Empirische onderzoekscyclus = onderzoek waarbij data worden verzameld
In de onderzoekscyclus zijn vijf fasen te onderscheiden:
1. Onderzoeksvraag formuleren
2. Studie ontwerpen
3. Data verzamelen
4. Data analyseren
5. Rapporteren
- Het systematisch proces is iteratief/herhalend
- Uit het onderzoek kunnen weer nieuwe onderzoeksvragen voortkomen
Ethiek en integriteit zijn heel belangrijk omdat de objecten van onderzoek meestal mensen zijn.
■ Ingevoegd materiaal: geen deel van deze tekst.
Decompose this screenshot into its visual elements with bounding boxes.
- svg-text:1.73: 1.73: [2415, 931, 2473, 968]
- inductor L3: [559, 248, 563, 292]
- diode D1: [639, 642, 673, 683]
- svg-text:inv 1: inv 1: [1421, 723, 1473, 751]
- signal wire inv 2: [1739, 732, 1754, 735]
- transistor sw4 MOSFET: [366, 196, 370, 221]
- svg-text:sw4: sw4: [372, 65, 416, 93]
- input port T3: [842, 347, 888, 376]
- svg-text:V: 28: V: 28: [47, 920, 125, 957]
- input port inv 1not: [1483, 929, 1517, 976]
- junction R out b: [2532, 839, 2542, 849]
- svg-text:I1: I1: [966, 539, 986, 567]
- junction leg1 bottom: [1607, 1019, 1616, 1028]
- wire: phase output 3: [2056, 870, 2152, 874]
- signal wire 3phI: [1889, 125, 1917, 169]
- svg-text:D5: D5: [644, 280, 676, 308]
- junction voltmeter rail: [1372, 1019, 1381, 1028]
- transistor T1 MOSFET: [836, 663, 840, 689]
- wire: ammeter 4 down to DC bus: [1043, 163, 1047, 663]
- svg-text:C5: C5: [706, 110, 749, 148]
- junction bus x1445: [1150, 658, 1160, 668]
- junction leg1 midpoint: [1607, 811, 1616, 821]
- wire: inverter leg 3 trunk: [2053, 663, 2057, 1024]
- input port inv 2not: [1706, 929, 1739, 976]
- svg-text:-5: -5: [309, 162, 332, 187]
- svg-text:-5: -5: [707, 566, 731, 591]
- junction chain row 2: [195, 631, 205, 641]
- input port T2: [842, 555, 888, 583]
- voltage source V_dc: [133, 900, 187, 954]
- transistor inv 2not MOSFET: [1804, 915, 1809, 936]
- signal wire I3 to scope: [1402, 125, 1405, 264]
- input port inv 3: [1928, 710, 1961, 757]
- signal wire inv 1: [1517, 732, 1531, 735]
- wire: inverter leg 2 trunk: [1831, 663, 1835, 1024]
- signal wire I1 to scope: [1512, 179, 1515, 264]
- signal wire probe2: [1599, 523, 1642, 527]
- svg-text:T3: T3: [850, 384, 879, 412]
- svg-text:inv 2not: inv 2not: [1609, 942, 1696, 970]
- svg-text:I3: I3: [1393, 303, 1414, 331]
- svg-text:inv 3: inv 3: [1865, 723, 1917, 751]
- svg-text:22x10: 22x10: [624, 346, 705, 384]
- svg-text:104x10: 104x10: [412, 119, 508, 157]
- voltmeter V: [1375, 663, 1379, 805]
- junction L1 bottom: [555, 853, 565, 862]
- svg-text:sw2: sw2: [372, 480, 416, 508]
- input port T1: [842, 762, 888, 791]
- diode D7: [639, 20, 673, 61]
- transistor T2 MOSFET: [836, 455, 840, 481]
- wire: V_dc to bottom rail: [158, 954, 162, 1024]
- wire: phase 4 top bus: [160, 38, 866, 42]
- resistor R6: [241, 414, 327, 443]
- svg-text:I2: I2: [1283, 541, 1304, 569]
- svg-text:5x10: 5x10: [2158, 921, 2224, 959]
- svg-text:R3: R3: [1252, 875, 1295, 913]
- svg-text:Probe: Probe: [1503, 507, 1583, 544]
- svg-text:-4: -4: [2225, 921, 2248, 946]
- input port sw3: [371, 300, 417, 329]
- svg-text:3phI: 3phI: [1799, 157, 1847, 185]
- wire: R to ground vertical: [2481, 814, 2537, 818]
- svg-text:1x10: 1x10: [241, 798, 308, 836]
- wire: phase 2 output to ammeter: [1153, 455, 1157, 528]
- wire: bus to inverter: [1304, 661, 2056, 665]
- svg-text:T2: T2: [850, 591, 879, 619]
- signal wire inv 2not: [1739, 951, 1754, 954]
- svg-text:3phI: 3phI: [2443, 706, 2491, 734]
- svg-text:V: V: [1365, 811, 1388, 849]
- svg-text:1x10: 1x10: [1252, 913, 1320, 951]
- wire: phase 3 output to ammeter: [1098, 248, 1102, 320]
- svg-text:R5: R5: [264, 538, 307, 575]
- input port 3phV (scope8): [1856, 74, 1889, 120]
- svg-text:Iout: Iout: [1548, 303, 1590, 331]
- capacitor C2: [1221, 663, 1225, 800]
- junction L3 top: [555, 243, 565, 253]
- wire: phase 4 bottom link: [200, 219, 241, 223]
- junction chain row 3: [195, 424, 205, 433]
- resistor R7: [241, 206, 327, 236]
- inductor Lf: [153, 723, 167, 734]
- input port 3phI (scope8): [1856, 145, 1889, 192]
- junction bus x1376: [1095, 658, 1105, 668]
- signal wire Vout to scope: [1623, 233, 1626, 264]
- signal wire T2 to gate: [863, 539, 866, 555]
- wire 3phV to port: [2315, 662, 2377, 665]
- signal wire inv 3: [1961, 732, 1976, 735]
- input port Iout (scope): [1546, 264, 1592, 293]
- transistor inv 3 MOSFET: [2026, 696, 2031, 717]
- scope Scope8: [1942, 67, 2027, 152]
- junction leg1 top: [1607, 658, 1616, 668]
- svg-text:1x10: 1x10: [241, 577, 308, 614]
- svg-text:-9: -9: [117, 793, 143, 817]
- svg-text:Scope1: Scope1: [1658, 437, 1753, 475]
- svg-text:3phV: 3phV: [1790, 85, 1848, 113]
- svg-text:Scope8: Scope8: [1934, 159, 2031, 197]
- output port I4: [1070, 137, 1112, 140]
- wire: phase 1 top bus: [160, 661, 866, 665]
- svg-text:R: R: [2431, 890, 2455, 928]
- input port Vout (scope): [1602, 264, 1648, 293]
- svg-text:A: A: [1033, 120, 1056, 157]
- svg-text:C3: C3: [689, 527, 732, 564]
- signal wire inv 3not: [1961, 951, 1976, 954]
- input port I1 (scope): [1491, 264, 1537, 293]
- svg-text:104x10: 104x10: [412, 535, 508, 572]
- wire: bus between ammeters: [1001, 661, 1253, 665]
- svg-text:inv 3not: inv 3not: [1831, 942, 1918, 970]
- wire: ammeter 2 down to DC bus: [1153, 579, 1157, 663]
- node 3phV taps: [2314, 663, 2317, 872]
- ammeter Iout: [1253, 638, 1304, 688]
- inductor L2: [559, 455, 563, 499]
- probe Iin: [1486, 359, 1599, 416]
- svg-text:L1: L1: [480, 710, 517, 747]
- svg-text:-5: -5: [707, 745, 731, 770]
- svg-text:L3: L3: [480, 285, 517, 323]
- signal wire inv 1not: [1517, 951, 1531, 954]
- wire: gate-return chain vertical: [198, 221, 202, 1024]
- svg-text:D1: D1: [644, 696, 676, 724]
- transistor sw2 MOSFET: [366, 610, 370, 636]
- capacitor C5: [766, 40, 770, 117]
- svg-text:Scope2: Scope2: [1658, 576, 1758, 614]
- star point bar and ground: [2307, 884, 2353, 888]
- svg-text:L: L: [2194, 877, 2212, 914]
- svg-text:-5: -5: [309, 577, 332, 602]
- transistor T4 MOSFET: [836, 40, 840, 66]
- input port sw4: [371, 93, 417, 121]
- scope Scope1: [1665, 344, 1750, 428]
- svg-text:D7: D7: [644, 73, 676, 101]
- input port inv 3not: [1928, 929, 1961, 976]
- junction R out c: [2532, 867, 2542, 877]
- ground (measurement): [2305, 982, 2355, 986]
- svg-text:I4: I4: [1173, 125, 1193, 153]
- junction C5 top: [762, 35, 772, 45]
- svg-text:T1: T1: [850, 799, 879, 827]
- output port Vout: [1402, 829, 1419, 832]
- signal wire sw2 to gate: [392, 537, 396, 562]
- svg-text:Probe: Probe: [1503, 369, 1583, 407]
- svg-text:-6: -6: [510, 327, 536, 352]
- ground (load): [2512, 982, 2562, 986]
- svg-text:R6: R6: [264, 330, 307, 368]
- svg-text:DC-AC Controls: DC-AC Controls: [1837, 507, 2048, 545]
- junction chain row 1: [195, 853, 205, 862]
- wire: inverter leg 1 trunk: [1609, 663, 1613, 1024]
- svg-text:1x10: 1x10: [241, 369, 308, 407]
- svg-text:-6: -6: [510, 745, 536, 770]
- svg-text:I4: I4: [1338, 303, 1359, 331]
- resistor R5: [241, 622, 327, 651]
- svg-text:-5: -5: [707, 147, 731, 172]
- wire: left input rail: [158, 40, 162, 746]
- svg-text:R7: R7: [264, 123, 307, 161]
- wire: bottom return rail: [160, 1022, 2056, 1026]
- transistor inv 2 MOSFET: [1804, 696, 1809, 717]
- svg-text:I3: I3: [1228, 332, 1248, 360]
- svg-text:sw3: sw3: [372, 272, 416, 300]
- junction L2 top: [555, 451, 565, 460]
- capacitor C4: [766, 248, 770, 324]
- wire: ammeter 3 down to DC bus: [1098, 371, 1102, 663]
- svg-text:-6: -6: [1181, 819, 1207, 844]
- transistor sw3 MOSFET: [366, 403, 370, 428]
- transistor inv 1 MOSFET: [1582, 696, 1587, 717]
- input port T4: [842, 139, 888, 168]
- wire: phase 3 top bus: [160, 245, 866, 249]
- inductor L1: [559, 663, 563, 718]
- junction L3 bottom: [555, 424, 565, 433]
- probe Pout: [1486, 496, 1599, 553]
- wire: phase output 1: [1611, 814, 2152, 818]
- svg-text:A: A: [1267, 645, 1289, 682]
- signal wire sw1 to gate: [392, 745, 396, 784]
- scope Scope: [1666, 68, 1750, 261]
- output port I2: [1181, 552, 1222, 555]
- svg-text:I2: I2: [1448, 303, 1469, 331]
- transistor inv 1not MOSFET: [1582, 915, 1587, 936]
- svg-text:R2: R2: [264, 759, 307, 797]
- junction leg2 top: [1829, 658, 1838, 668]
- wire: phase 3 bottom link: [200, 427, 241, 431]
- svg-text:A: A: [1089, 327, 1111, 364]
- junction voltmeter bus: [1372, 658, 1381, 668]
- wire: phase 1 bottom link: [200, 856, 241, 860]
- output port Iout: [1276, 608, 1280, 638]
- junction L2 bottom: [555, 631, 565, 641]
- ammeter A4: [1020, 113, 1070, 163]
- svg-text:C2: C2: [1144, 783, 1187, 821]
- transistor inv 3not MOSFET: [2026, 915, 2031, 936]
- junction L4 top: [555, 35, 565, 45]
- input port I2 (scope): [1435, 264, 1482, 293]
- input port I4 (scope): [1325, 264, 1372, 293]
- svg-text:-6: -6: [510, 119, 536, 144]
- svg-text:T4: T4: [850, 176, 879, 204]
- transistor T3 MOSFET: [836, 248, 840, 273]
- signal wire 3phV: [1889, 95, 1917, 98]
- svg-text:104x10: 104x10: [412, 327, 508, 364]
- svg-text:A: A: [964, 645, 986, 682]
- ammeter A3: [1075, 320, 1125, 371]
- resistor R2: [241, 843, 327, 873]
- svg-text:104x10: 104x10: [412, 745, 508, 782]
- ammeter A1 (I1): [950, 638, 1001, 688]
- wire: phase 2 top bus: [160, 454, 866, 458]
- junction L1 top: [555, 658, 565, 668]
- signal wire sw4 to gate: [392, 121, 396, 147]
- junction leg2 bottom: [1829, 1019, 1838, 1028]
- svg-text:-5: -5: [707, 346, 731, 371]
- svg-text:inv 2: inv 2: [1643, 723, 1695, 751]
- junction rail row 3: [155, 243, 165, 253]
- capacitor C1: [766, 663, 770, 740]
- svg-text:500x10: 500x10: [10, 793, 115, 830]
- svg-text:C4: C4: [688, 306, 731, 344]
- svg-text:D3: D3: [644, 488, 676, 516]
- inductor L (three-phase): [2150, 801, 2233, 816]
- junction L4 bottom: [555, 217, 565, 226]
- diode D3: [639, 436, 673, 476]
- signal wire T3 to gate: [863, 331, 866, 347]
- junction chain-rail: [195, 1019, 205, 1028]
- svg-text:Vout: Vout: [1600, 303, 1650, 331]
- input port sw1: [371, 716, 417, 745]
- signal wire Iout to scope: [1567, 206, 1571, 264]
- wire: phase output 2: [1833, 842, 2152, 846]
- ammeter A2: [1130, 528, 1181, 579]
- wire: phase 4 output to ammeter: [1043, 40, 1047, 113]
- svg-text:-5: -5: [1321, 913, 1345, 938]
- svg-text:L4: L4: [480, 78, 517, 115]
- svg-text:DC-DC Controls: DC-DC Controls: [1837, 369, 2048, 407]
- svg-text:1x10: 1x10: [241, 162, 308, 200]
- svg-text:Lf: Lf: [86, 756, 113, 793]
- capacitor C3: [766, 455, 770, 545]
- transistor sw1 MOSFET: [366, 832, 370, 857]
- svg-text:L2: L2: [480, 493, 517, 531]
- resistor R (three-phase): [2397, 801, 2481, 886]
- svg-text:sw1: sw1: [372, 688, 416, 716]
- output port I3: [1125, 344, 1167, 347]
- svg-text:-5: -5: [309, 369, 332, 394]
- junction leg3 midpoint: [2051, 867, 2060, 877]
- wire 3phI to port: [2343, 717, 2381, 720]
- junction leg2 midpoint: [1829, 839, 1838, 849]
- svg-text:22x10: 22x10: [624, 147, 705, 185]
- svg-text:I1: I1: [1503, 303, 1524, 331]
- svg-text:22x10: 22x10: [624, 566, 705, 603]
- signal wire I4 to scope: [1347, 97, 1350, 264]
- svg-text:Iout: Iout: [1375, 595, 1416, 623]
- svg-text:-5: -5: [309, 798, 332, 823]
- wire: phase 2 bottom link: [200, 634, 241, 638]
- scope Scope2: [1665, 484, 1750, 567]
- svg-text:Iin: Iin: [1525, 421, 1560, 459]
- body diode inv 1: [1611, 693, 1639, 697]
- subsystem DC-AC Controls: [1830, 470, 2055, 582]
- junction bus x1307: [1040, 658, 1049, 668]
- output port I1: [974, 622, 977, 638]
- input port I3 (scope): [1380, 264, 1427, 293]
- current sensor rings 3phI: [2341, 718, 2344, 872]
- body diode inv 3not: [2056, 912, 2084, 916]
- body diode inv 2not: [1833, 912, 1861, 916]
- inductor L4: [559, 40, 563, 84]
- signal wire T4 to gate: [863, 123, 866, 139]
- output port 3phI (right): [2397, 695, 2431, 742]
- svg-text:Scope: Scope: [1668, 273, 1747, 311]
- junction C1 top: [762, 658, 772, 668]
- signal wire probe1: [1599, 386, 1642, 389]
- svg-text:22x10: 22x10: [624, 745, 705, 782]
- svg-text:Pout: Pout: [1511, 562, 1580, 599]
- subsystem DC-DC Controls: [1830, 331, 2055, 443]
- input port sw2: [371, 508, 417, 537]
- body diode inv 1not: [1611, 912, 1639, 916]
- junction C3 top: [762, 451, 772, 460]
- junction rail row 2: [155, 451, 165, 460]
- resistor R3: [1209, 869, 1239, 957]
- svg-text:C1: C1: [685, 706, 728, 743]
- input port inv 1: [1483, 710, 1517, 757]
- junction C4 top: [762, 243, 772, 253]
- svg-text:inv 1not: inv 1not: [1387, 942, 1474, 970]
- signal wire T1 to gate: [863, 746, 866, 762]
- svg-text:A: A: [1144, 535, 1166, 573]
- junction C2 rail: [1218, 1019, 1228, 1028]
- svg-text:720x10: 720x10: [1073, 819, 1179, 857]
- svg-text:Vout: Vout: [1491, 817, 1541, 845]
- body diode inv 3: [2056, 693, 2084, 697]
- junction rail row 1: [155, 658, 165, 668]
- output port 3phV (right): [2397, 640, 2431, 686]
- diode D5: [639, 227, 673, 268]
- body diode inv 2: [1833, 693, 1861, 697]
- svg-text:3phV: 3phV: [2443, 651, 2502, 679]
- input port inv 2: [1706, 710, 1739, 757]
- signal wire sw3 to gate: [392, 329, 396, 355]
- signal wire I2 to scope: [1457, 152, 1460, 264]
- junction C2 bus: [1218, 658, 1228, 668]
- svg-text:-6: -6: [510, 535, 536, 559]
Deelnemers steken tijd en moeite in de deelname + mogelijk risico. Wetenschappelijk
onderzoek wordt meestal uitgevoerd met publieksgeld. Dat geeft onderzoekers de zware
verantwoordelijkheid om hun uiterste best te doen te zorgen dat het onderzoek de moeite van
de investering en kosten waard is, repliceerbaar is, en dat alle stappen transparant&
herleidbaar zijn.
Ethische commissies maken o.a. een afweging van: de kosten van een studie (dus zowel
mogelijke negatieve gevolgen voor deelnemers als financiële kosten), de mogelijke
opbrengsten, bescherming van de deelnemers (bv door nazorg te borgen indien nodig),
beoordeelt ook of anonimiteit van deelnemers is gewaarborgd en of er goed met de data wordt
omgegaan tijdens en na het onderzoek.
Wat doen WMO METC en cETO?
,Wet Medisch Onderzoek: deze gaat over medisch wetenschappelijk onderzoek waarbij
personen aan handelingen onderworpen worden of gedragswijze opgelegd krijgen. Deze wet
zegt dat onderzoek pas mag worden uitgevoerd als de Medisch Ethische Toetsings Commissie
akkoord geeft.
Omdat psychologische en onderwijswetenschappelijke onderzoek niet medisch-
wetenschappelijk is, valt dit niet onder WMO. Bij OU is commissie Ethische Toetsing
Onderzoek opgericht om de gedragscode na te leven.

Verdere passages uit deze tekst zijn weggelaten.